We can easily discover that McFarlane’s compensation for 2012 totaled $438,730.00 (990 part VII(a)); her compensation for 2015 is given as $227,306, with another $13,332 compensation for the “organization and related organizations.”  Celerity Global Development (501c(3)) reported assets of $11,127,842 in June 2014, and income of $10,834,558 as of June 30, 2014. [Guidestar] Other information on the form is either not digitized or not available.  Digging down to the pdf filing with the IRS, the 990 for 2015 lists associated contractors as Savantco Education (Los Angeles, CA) which provided “business management services” for $478,320 in compensation and CSMC, Temecula, CA which received another $288,600 in compensation for “business management services.”
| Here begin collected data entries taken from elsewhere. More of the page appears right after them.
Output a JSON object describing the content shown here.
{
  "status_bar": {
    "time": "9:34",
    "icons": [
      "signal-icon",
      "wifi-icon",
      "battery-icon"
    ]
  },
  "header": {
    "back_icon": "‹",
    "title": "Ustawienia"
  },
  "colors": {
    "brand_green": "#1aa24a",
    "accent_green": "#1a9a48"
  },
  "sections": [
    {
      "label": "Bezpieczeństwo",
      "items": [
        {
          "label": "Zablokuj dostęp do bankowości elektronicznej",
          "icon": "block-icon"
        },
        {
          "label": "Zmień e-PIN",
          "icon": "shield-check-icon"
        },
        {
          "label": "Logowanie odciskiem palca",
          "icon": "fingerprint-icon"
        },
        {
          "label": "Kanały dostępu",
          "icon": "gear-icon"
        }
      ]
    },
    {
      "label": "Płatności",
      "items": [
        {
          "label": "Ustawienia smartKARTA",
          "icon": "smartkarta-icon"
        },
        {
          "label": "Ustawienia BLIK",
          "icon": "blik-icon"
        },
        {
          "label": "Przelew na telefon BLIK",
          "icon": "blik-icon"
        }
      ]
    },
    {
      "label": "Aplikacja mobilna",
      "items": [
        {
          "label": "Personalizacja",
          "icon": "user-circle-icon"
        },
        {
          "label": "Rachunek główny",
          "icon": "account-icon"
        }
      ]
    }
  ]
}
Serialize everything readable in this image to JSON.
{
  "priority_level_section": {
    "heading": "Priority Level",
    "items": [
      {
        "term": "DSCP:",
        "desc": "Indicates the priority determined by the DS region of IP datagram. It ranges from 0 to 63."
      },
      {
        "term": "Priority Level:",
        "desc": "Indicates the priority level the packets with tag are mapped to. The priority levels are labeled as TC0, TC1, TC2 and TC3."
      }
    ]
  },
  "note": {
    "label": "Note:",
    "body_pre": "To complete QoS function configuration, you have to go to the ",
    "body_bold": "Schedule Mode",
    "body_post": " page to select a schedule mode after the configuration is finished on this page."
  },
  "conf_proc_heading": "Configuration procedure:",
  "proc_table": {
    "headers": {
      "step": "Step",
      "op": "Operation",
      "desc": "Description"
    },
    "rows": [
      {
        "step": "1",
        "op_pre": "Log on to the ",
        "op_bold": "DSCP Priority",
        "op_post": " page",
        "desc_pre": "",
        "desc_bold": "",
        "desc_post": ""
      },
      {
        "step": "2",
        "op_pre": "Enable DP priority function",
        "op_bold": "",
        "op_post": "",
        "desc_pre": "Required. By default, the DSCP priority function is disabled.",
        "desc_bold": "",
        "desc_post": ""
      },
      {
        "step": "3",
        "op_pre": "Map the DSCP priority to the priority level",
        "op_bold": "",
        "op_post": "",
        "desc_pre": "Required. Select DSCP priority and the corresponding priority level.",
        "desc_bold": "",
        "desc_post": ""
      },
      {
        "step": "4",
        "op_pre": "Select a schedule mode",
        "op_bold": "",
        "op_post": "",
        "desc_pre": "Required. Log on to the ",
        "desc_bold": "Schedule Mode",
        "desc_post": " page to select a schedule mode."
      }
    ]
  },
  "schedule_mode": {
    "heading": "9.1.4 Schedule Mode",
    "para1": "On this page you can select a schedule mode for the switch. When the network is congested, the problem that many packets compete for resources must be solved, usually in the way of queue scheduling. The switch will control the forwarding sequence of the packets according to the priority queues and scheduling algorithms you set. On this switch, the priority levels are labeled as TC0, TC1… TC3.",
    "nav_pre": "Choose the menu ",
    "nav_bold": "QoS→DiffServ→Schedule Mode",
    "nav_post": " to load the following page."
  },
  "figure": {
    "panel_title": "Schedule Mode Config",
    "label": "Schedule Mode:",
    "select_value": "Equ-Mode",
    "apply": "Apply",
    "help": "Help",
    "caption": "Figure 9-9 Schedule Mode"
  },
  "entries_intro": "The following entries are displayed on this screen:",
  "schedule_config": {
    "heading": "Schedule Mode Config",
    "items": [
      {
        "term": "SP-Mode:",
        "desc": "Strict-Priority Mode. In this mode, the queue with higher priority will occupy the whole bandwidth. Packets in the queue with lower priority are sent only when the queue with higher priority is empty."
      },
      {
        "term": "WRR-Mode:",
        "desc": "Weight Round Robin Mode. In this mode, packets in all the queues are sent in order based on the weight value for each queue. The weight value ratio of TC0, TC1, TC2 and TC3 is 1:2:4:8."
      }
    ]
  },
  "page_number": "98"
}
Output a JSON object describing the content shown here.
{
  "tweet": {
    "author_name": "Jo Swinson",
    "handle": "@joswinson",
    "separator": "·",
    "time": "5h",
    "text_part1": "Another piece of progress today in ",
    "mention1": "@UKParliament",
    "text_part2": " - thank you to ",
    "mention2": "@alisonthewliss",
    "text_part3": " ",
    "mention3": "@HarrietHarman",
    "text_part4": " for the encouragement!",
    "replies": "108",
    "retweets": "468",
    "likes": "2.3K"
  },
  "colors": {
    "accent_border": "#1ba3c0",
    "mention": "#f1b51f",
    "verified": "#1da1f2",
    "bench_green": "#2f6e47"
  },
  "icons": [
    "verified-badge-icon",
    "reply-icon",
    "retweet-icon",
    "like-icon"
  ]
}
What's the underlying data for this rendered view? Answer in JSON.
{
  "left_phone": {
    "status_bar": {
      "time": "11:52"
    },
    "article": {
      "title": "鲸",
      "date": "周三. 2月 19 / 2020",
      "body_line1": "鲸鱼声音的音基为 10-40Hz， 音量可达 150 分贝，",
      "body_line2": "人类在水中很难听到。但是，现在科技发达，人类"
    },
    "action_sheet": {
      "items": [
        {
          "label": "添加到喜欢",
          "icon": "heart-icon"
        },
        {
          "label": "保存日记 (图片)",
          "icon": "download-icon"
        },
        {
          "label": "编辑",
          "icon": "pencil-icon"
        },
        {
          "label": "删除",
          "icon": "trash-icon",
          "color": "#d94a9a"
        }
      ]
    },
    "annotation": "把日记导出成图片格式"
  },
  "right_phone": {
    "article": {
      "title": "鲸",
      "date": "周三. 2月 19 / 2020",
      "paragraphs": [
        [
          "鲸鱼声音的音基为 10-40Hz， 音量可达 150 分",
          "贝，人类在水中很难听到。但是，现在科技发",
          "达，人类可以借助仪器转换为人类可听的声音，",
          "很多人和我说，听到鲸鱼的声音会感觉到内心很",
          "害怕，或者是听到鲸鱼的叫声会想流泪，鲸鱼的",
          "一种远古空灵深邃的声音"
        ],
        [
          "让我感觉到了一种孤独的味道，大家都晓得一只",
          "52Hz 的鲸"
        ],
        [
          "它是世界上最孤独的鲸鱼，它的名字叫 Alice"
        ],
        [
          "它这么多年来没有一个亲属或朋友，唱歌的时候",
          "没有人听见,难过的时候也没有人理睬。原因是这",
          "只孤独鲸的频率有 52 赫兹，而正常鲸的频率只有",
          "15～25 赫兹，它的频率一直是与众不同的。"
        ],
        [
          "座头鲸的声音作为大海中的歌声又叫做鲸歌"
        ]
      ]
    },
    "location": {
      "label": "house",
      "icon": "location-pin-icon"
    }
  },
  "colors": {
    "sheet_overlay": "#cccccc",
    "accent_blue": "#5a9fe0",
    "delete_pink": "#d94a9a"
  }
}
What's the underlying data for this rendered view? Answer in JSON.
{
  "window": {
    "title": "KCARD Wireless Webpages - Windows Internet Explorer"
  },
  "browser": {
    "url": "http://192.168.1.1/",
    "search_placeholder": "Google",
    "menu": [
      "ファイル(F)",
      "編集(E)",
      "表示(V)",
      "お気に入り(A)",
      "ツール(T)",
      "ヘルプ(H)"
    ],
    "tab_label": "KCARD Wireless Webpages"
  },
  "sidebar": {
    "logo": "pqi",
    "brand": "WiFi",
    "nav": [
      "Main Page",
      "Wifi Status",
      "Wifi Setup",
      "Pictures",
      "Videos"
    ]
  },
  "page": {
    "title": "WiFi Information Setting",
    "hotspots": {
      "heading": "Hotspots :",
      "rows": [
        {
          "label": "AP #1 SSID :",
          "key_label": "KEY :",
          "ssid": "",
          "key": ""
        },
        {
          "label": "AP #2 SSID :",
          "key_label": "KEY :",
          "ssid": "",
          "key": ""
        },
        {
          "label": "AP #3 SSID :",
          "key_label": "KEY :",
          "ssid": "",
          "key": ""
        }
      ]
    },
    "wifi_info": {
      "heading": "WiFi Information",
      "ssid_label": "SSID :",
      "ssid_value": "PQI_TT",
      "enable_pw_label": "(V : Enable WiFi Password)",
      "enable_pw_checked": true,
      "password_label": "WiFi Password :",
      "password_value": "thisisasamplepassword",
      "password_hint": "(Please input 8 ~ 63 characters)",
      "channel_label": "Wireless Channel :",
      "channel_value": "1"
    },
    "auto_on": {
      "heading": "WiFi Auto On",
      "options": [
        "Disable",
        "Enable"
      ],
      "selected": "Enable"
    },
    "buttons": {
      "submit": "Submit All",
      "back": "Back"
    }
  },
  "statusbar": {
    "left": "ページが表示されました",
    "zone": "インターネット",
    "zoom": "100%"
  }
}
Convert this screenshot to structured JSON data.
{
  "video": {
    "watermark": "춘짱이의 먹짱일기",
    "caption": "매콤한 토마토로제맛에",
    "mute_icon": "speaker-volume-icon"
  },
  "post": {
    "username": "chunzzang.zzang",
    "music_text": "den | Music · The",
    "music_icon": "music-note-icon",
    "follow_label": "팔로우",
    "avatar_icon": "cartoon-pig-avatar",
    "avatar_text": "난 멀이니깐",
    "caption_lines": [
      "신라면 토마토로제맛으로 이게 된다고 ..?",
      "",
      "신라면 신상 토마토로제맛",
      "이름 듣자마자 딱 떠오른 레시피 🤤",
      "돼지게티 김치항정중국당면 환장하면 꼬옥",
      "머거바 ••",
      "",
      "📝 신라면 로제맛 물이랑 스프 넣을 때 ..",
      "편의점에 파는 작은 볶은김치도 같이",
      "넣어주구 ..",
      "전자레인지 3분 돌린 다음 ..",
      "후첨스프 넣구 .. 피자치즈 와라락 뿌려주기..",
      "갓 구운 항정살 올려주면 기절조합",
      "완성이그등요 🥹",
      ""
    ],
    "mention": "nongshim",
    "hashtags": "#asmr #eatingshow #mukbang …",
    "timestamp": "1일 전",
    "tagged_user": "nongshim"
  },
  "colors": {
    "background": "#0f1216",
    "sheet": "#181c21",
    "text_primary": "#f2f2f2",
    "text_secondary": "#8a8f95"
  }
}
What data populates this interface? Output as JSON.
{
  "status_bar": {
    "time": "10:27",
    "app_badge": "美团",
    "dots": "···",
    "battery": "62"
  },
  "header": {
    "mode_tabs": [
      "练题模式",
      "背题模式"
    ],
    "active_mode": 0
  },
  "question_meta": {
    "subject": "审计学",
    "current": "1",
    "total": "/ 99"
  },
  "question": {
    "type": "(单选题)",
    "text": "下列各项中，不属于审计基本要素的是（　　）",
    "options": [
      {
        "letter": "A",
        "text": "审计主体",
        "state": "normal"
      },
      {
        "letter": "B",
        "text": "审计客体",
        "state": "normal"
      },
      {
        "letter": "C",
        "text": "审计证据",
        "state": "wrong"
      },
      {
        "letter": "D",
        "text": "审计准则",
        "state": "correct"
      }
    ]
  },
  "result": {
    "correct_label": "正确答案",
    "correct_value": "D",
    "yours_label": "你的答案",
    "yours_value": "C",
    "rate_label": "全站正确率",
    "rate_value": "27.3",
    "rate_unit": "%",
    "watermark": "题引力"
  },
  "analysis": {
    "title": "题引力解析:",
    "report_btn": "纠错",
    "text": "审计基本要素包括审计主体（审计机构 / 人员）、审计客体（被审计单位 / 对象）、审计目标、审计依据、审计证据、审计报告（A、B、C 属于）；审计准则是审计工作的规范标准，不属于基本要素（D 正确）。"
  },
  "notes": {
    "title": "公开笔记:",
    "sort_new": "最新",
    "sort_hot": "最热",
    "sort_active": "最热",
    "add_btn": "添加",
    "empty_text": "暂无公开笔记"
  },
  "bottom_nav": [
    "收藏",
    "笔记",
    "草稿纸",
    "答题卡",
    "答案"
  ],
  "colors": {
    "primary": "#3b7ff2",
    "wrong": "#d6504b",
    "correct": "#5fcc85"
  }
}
Savantco  Education offers human resources, accounting, attendance accounting, business consulting and training, and grant writing as part of its services.  It is related to Savantco Financial and Savantco Global Enterprise. [CA registry]  Savantco has not been without its controversies, and one implosion in San Bernardino County, CA:

“On November 23, 2015, the Morongo Unified School District superintendent wrote a letter to the superintendent of the San Bernardino County Superintendent of Schools expressing concerns regarding conflict of interest. The concern focused on the involvement of the former superintendent/executive director of Hope Academy serving as a majority owner in SavantCo Education, the charter school’s back-office service provider. The master services agreement with the academy called for SavantCo Education providing finance, accounting and payroll services, business consulting, board meeting support, attendance and student information system management, charter development, grant administration, as well as financing support.
According to the auditors with the Fiscal Crisis and Management Assistance Team, Mecham, while yet serving as charter school superintendent, used Hope Academy’s relationship with SavantCo Education to reap hundreds of thousands of dollars in profit for himself and his wife.”  [SBCS]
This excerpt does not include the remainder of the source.